Spinlock is used if and only if you are pretty certain that your expected result will happen very shortly, before your thread's execution slice time expires.
Example: In device driver module, The driver writes "0" in hardware Register R0 and now it needs to wait for that R0 register to become 1. The H/W reads the R0 and does some work and writes "1" in R0. This is generally quick(in micro seconds). Now spinning is much better than going to sleep and interrupted by the H/W. Of course, while spinning, H/W failure condition needs to be taken care!
There is absolutely no reason for a user application to spin. It doesn't make sense. You are going to spin for some event to happen and that event needs to be completed by another user level application which is never guaranteed to happen within quick time frame. So, I will not spin at all in user mode. I better to sleep() or mutexlock() or semaphore lock() in user mode.
From Linux Device Drivers by Rubinni
Unlike semaphores, spinlocks may be used in code that cannot sleep, such as interrupt handlers
very simply, a semaphore is a "yielding" synchronisation object, a spinlock is a 'busywait' one. (there's a little more to semaphores in that they synchronise several threads, unlike a mutex or guard or monitor or critical section that protects a code region from a single thread)
You'd use a semaphore in more circumstances, but use a spinlock where you are going to lock for a very short time - there is a cost to locking especially if you lock a lot.

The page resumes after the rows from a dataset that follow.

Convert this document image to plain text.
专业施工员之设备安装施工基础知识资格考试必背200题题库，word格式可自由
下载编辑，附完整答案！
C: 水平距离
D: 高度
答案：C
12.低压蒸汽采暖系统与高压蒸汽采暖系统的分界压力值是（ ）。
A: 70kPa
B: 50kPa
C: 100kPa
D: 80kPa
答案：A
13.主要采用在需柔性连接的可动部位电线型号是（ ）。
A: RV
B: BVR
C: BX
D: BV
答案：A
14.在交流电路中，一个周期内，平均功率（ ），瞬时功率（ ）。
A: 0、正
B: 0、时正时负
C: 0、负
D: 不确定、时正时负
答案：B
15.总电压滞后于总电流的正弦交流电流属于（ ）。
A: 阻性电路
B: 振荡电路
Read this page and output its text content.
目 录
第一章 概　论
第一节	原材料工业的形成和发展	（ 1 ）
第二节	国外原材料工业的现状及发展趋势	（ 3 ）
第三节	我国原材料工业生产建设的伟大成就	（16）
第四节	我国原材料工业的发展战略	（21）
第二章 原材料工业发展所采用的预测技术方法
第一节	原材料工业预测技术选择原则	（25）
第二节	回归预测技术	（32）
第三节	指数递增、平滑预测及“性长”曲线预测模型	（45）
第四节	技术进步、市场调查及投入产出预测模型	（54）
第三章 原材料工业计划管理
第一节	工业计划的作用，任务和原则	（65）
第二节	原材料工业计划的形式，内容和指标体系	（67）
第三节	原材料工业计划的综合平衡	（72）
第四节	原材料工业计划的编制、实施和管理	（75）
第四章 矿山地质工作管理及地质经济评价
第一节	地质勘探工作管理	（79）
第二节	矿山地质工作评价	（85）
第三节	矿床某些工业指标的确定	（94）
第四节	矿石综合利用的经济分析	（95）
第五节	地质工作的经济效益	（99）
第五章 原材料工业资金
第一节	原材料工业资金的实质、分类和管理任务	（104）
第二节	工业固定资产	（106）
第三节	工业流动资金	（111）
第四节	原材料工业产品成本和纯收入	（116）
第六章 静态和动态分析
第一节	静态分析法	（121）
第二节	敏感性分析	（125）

In such cases it can be more efficient to spinlock for a little while waiting for the protected resource to become unlocked. Obviously there is a performance hit if you spin for too long.
typically if you spin for longer than a thread quantum, then you should use a semaphore.
Spinlock refers to an implementation of inter-thread locking using machine dependent assembly instructions (such as test-and-set). It is called a spinlock because the thread simply waits in a loop ("spins") repeatedly checking until the lock becomes available (busy wait). Spinlocks are used as a substitute for mutexes, which are a facility supplied by operating systems (not the CPU), because spinlocks perform better, if locked for a short period of time.
A Semaphor is a facility supplied by operating systems for IPC, therefor it's main purpose is inter-process-communication. Being a facility supplied by the operating system it's performance will not be as good as that of a spinlock for inter-thead locking (although possible). Semaphores are better for locking for longer periods of time.
That said - implementing splinlocks in assembly is tricky, and not portable.